From the initial campaign alone, Fizzics raised over $250,000 in funding.
In addition to funds from the site, Petracca also devised a strategy for getting some positive write-ups in the press. He began showing up in the lobbies of tech outlets like Gizmodo and TechCrunch armed with cooler full of beer.
He quickly found that editors would overlook the fact that he didn’t have an appointment as long as he brought free beer. He showcased the product, and before long, bloggers were covering the company.
Once the word was out, it was time to develop the actual business model. In the summer of 2015, Petracca approached Brookstone, a tech-retail chain fresh out of bankruptcy, and convinced them to consider partnering with Indiegogo start-ups in order to stay on the forefront of innovation.

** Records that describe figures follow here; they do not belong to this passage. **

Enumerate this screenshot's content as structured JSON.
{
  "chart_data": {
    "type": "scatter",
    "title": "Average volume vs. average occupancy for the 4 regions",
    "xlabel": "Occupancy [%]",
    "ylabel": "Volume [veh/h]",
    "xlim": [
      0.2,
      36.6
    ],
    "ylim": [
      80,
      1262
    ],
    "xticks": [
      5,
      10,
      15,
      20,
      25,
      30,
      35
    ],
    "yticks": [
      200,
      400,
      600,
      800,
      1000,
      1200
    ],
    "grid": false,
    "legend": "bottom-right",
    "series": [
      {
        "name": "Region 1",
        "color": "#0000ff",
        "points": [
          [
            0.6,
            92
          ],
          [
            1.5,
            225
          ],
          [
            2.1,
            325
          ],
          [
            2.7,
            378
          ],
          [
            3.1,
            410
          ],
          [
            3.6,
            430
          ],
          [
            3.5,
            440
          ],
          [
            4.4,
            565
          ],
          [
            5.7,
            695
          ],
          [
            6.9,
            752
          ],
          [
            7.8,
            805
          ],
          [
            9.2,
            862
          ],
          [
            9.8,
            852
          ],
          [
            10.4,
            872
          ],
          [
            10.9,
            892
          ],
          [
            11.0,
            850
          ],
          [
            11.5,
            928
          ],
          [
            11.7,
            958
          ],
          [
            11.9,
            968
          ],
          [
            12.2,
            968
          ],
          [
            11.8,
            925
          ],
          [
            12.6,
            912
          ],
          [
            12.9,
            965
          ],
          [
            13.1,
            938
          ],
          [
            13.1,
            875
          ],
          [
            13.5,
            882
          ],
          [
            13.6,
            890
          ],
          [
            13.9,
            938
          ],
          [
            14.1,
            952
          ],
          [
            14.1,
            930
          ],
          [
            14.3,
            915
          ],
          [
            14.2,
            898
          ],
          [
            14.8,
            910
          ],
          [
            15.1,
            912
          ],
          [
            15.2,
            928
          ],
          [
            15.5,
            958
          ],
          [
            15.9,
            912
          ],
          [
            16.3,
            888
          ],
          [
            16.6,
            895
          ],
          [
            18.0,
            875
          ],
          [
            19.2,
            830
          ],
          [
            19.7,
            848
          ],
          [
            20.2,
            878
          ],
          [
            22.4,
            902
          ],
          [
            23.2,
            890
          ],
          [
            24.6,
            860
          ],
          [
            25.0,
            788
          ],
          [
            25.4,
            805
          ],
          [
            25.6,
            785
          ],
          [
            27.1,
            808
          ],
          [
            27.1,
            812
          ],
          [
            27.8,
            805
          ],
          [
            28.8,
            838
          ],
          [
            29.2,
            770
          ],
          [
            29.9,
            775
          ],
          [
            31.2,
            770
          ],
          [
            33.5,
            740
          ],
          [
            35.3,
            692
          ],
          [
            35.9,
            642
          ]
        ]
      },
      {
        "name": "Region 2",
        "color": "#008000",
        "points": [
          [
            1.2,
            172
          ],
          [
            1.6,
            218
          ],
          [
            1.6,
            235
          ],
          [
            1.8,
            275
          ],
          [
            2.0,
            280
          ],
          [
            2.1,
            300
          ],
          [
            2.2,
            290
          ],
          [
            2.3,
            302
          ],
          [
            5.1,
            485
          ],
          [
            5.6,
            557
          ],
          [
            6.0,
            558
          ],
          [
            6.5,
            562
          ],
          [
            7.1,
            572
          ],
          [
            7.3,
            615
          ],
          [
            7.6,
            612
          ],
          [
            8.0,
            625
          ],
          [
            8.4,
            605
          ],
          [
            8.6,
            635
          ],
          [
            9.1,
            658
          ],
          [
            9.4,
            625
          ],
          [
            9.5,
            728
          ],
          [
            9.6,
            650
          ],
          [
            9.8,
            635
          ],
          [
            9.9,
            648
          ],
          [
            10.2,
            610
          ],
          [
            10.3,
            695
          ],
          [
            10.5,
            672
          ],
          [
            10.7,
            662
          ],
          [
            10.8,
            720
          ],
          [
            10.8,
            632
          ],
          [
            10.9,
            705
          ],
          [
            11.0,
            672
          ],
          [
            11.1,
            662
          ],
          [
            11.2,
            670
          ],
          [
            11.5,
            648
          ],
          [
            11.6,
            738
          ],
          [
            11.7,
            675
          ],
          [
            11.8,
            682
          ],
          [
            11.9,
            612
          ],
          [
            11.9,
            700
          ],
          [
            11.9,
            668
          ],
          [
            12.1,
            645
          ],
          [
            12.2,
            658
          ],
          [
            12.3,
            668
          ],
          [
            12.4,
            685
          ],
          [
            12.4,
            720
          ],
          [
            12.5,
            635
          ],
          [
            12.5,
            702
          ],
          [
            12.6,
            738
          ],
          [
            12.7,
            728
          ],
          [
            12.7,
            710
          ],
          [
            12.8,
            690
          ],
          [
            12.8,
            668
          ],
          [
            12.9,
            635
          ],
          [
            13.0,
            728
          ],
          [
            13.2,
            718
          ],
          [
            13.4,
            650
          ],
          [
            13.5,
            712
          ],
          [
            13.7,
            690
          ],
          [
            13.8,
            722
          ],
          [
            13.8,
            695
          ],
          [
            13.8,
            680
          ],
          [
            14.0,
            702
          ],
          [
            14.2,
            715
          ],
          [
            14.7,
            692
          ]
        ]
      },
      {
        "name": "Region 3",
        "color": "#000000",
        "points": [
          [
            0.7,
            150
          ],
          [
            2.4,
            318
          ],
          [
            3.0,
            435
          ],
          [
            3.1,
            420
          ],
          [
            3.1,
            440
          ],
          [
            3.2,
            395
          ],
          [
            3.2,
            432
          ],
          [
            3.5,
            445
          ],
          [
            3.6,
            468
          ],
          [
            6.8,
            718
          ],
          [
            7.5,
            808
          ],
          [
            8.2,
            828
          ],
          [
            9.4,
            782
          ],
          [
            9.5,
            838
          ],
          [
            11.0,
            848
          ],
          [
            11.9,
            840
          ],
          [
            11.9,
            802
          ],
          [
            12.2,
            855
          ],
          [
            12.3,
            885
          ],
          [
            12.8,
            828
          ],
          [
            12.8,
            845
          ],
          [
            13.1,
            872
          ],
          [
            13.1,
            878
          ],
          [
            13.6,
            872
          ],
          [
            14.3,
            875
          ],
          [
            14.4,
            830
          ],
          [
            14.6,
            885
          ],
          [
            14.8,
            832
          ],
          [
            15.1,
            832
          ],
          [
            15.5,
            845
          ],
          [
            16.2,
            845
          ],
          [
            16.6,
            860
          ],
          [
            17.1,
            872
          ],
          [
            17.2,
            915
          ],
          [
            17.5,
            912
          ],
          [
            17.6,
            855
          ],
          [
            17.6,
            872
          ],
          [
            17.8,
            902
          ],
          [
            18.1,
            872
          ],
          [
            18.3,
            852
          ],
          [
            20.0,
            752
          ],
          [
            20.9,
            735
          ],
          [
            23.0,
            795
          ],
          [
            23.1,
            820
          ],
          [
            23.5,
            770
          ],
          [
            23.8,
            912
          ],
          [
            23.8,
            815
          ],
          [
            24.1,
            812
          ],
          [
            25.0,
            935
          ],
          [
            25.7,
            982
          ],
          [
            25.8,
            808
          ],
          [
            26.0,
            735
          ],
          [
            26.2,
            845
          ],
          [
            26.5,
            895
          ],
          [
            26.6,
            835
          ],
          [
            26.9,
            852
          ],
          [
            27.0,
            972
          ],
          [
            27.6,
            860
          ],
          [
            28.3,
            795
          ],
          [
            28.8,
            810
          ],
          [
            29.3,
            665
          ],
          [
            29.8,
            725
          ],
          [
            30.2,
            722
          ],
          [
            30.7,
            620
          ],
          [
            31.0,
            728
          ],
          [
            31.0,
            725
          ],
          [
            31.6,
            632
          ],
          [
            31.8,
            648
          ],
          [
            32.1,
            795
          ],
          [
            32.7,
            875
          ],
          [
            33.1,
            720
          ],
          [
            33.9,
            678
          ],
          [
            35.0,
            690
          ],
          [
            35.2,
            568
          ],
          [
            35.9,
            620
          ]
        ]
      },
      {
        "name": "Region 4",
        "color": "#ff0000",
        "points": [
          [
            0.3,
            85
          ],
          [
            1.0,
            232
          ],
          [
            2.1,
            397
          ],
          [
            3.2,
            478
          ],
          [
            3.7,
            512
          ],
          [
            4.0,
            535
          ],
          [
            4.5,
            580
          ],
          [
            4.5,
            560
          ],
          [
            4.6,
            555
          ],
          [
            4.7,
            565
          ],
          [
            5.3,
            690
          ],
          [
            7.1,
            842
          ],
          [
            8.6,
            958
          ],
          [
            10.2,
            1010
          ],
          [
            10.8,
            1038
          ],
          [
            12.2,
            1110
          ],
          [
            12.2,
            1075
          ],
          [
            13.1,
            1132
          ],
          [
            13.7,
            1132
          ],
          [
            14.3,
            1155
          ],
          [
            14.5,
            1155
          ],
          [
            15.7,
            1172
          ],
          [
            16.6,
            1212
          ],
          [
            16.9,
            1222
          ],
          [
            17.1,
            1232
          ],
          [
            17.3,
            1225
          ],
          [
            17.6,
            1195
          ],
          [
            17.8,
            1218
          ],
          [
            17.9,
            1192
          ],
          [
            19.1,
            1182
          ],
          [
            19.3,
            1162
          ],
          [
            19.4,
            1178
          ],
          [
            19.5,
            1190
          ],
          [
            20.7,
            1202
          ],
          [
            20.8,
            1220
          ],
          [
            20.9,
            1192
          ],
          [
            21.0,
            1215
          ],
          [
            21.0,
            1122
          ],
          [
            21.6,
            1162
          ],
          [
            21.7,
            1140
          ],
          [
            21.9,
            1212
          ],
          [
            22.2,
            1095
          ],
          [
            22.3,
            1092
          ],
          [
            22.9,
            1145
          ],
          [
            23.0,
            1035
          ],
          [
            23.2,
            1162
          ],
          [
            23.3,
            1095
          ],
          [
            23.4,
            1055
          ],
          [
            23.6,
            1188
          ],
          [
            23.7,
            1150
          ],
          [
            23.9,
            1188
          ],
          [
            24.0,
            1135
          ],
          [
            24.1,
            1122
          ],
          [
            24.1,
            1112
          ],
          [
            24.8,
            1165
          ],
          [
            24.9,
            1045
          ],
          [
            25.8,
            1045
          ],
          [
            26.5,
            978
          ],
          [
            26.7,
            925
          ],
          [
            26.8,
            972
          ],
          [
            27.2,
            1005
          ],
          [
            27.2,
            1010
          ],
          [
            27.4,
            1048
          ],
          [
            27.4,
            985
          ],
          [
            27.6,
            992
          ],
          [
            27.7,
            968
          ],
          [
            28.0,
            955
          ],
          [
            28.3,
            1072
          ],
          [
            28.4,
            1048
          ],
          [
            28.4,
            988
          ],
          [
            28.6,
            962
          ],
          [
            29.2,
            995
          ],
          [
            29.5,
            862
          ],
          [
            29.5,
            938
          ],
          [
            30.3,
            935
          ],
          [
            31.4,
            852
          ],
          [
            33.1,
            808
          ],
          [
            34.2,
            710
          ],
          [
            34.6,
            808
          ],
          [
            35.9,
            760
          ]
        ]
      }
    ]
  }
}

“They loved the idea,” Petracca said.
They ordered 8,000 units, and also made an exclusivity deal. When they started shipping in October, in 7.5 weeks, Brookstone sold $1.7 million worth of Fizzics products.
While the journey thus far had been successful, the company still faced its biggest challenge yet. They applied to appear on ABC reality series “Shark Tank,” and be one of the budding entrepreneurs who have a chance to pitch their products to a group of celebrity investors in hopes of making a deal.
Out of over 200,000 applicants, Fizzics was one of 225 businesses that made the cut.
“Shark Tank gets you in front of not only celebrity investors, but also millions of people,” Petracca said. “It’s the gift that keeps on giving: a free commercial when we had no marketing dollars to spend.”
The pair went in hoping to get $500,000 for 4% of the company. Against the odds, the pitch was a huge success, and after a few different offers from the six “sharks,” Petracca and McDonald made a deal with Mark Cuban and Lori Greiner: $2 million for 16.7% of the company.
They closed the deal, and now, Fizzics is on its way to bigger and better things. The company’s pre-money valuation has grown from $10 million to $18 million, and the Micro-Foam technology is making its way into stores in countries like Canada, Mexico, Brazil and South Africa.
“For me, the one thing I’ve learned is you have to be able to communicate the value proposition and also raise awareness in your product,” Petracca said.
Through a variety of strategies and platforms, he was able to do both, and now Fizzics is brewing up a better beer in homes across the globe.